(Corrects bullet point and paragraph 16 to show that shares of Bed Bath & Beyond fell, not that they hit a record low)
* Healthcare stocks among laggards
* Nasdaq on track to post weekly gains
* Bed Bath & Beyond shares fall
* Indexes up: Dow 0.07 pct, S&P 0.19 pct, Nasdaq 0.22 pct
June 23 (Reuters) - The S&P 500 and the Nasdaq Composite were higher in late morning trading on Friday as technology shares rose and oil prices rebounded from multi-month lows.
The Dow Jones Industrial Average was little changed, weighed by a drop in Home Depot and UnitedHealth.
Oil prices rose about 1 percent, edging up from 10-month lows touched earlier this week but remained on course for its biggest first-half decline in almost two decades as production cuts have failed to reduce oversupply.
At current levels, the S&P 500 energy index, down 15 percent so far this year, is on track to post its worst weekly decline in about 18 months.
Apple, Microsoft and Visa rose between 0.5 percent and 1.5 percent, and provided the biggest boost to the S&P and the Nasdaq.
At 10:48 a.m. ET, the Dow Jones Industrial Average index was up 14.09 points, or 0.07 percent, at 21,411.38, and the S&P 500 was up 4.55 points, or 0.19 percent, at 2,439.05.
The Nasdaq Composite index was up 13.53 points, or 0.22 percent, at 6,250.21.
The index is on track to post its first weekly gain after two weeks of declines following a drop in richly-valued tech stocks.
Among the laggards was the healthcare index, down 0.33 percent and the top decliner among the S&P subsectors.
Health stocks rallied on Thursday after Senate Republicans unveiled legislation that would replace Obamacare.
However, the bill drew skepticism from the Democrats, who attacked the legislation as a callous giveaway to the rich that would leave millions without coverage.
"The market is banking a lot of its future on the Trump trade.
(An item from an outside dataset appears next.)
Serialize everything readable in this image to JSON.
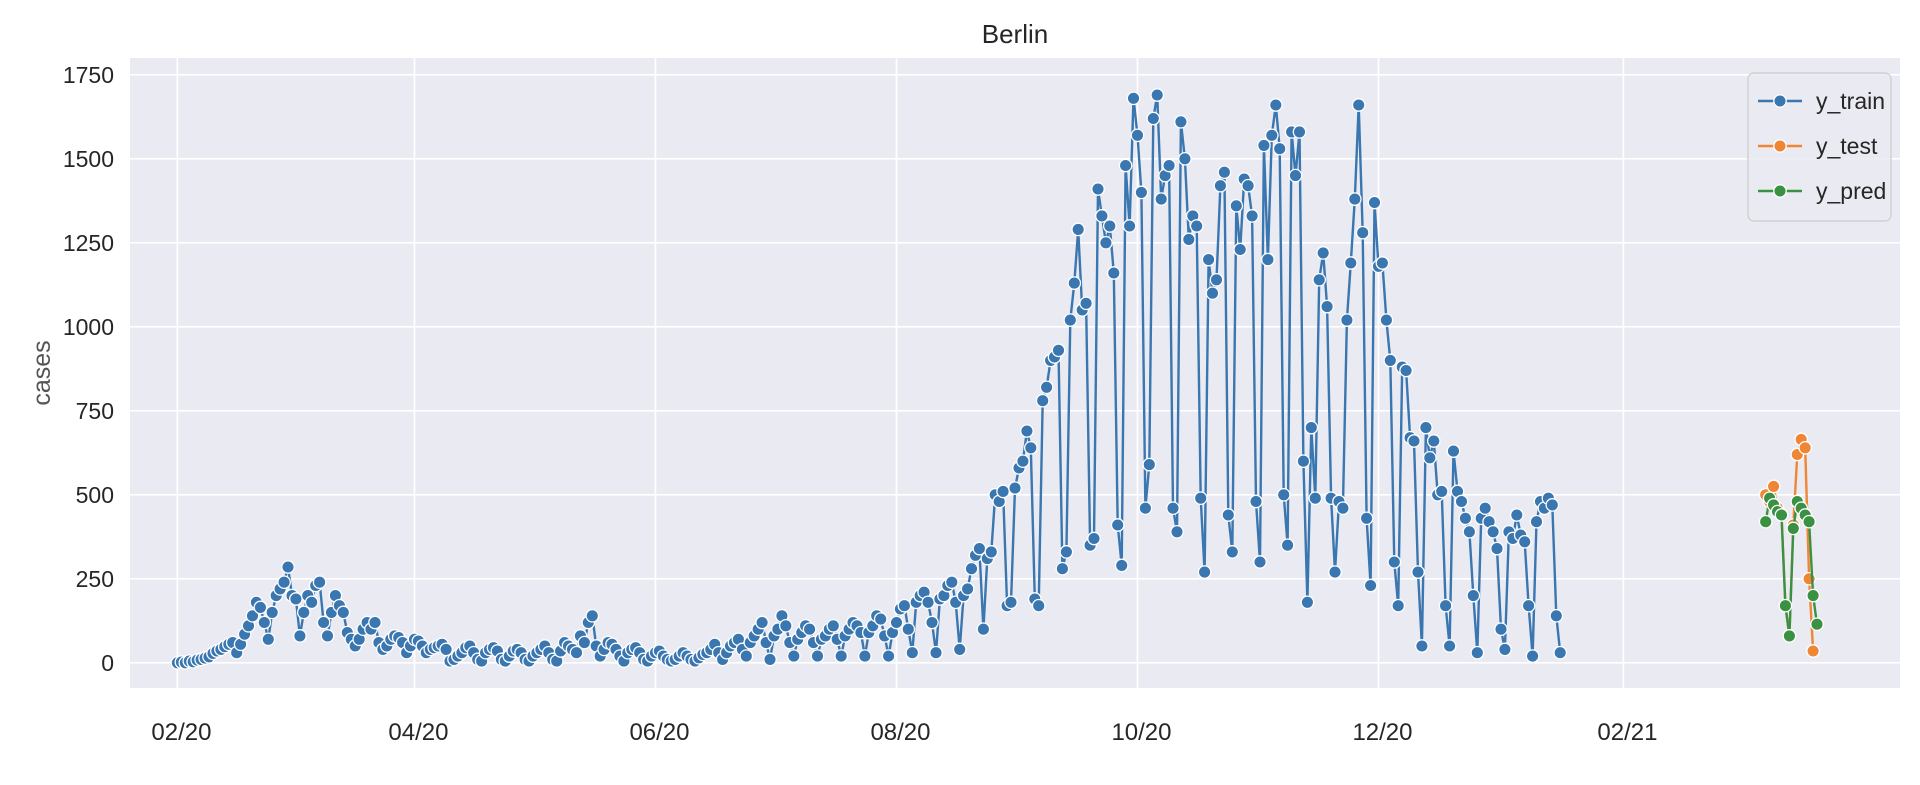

So when we see progress, the markets react positively to it," said Ken Moraif, senior adviser at Money Matters, a wealth management and investment firm.
Helping boost sentiment was positive economic data.
New U.S. single-family home sales rose in May and the median sales price surged to an all-time high, suggesting that the housing market had regained momentum.
Among stocks, Blackberry's U.S.-listed shares were down 11.8 percent after the company's quarterly sales missed analysts' estimate.
Bed Bath & Beyond shares fell as the company reported a bigger-than-expected fall in same-store sales in the first quarter.
A Deutsche Bank upgrade on steel companies, including US Steel and AK Steel, pushed up their shares about 4 percent.